Judge Turns Stay-At-Home Dad Into 
Every-Other-Weekend Dad

Lee's story...

After getting married, I gave up a full-time job as a college professor in Southern 
California to move to the Central Valley, where my new wife had been offered a job.          
After moving, I was only able to find work teaching part-time, one or two classes per 
semester.  When my wife gave birth to our first and only child, I became a stay-at-home Dad.  I loved my daughter more than life itself.  I changed most of her diapers, gave most of the baths, and spent most of my waking hours with her. 

My wife said that it was not fair for me to spend so much time with the baby, and for her to be the primary breadwinner.  When I got offered a full-time job at a college in the Bay Area, she said we’d move and she would be a stay-at-home Mom. But after I accepted the job and rented us an apartment, she said she wanted a divorce instead.

She told me that it was important for me to continue to spend as much time as possible with our daughter.  I agreed.  She suggested that I stay at the Bay Area apartment 2-3 nights per week, and spend the rest of the time at our home in the Central Valley.  

I did this for 6 months, until she announced that I could only see my daughter a few weekends per month.  When I said that I would not agree to this, she called up a male “friend,” let him into the house, and while I was feeding our daughter, he cursed at me and threatened to beat me up. I called the police, but they said they were too busy to send an officer.  Somehow, I managed to get the guy out of the house without violence.  

A few days later, I found that my wife and one-year-old daughter had disappeared. No cell phone calls or emails were returned. 

The police and the DA wouldn’t help.  They said my wife had filed for a domestic violence restraining order.  Shocking.  I had never laid a finger on her (although she had on me).

I was barred from entering my house.  When she finally returned home a week later, I rang the doorbell, but she wouldn’t come to the door. Instead, she called the police. They arrived almost immediately. What a difference it makes if the caller is a woman!

In court, my wife claimed falsely that my daughter had a medical condition that prevented her from traveling to the Bay Area.  Because I no longer had access to our residence in the Central Valley, the court denied me overnight visits.  I was allowed to drive 200 miles round-trip a few times per week to visit my daughter, who would remain in her mother’s care.

At the next hearing, I brought a letter from my daughter’s doctor that there was no medical reason she could not travel to the Bay Area.  Also, the restraining order application was thrown out because the alleged “domestic violence” was that I’d raised my voice and slammed the door.  

You’d think that the judge would punish my ex for making false accusations.  California Family Code Sec. (a)(1) states:  “In making an order granting custody to either parent, the court shall consider, among other factors, which parent is more likely to allow the child frequent and continuing contact with the noncustodial parent… and shall not prefer a parent as custodian because of that parent's sex.”  But the Family Code also gives the judge almost unlimited power to decide what is “in the best interest of the child.”  In my case, the judge decided that it was in the child’s best interest to live with her mother, and to see me every other weekend.

Four years have passed.  I’m on the edge of bankruptcy because my debts from legal expenses are nearly twice my annual income.  I can no longer afford a lawyer, but I still have to go to court, alone, some half a dozen times per year.  

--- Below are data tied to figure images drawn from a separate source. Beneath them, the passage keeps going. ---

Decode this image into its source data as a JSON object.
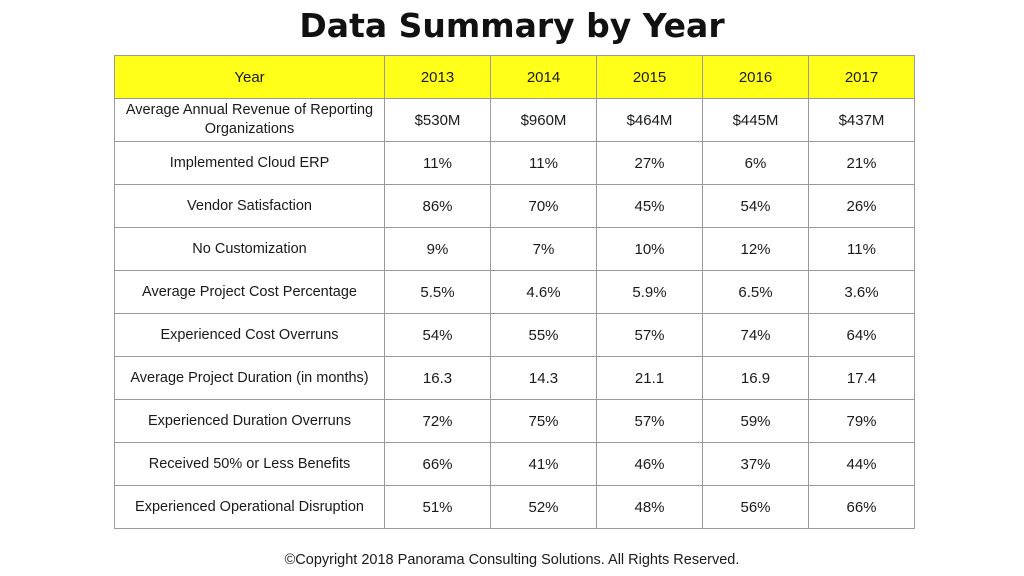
{
  "title": "Data Summary by Year",
  "footer": "©Copyright 2018 Panorama Consulting Solutions.  All Rights Reserved.",
  "colors": {
    "header_bg": "#ffff1a",
    "grid": "#9a9a9a"
  },
  "chart_data": {
    "type": "table",
    "title": "Data Summary by Year",
    "columns": [
      "Year",
      "2013",
      "2014",
      "2015",
      "2016",
      "2017"
    ],
    "rows": [
      [
        "Average Annual Revenue of Reporting Organizations",
        "$530M",
        "$960M",
        "$464M",
        "$445M",
        "$437M"
      ],
      [
        "Implemented Cloud ERP",
        "11%",
        "11%",
        "27%",
        "6%",
        "21%"
      ],
      [
        "Vendor Satisfaction",
        "86%",
        "70%",
        "45%",
        "54%",
        "26%"
      ],
      [
        "No Customization",
        "9%",
        "7%",
        "10%",
        "12%",
        "11%"
      ],
      [
        "Average Project Cost Percentage",
        "5.5%",
        "4.6%",
        "5.9%",
        "6.5%",
        "3.6%"
      ],
      [
        "Experienced Cost Overruns",
        "54%",
        "55%",
        "57%",
        "74%",
        "64%"
      ],
      [
        "Average Project Duration (in months)",
        "16.3",
        "14.3",
        "21.1",
        "16.9",
        "17.4"
      ],
      [
        "Experienced Duration Overruns",
        "72%",
        "75%",
        "57%",
        "59%",
        "79%"
      ],
      [
        "Received 50% or Less Benefits",
        "66%",
        "41%",
        "46%",
        "37%",
        "44%"
      ],
      [
        "Experienced Operational Disruption",
        "51%",
        "52%",
        "48%",
        "56%",
        "66%"
      ]
    ]
  }
}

The judge complains that he’s sick of seeing my ex and me in his courtroom, as if the fault is equally shared between us. When my ex refused for months on end to attend court-ordered co-parenting counseling sessions, the judge removed the order for co-parenting counseling.  Each time I complain that, contrary to the judge’s order, my ex is denying me phone contact with my daughter, the judge says that kids her age don’t speak much on the phone anyway.  When I changed my work schedule so that I would be available to spend more time with daughter, the judge refused to change the visitation schedule. I asked the judge three times what I could do to be granted more time with my daughter. Each time, the judge refused to answer my question.

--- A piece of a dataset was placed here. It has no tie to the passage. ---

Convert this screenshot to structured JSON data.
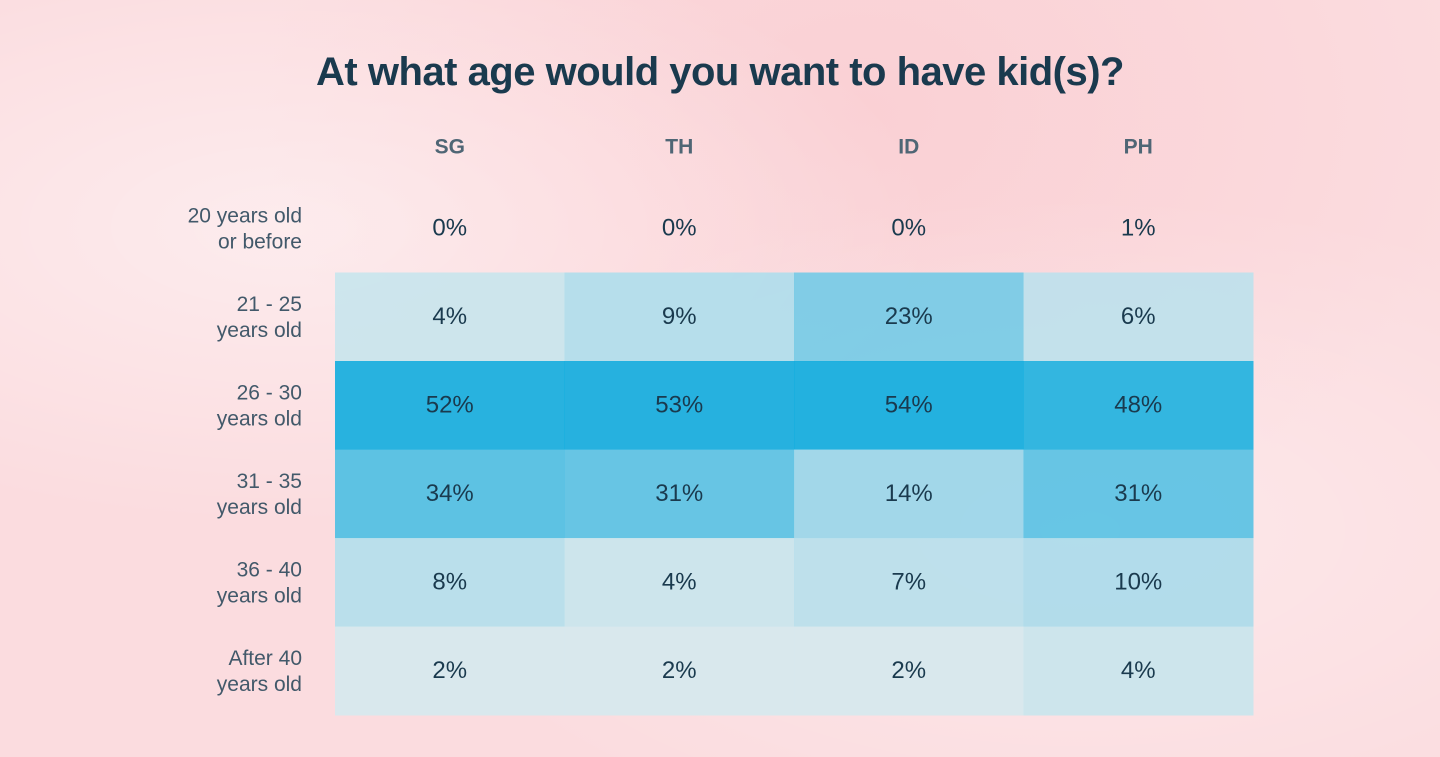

My daughter tells me that she gets punished if she’s talking to me on the phone and fails to hang up when her mother commands. One day, perhaps, my daughter will decide that having a relationship with me is too stressful, and will cut off contact with me. Parental alienation syndrome is all-too common in the US.  But I hope my daughter has the courage to have a father, despite all the forces trying to deprive her of one.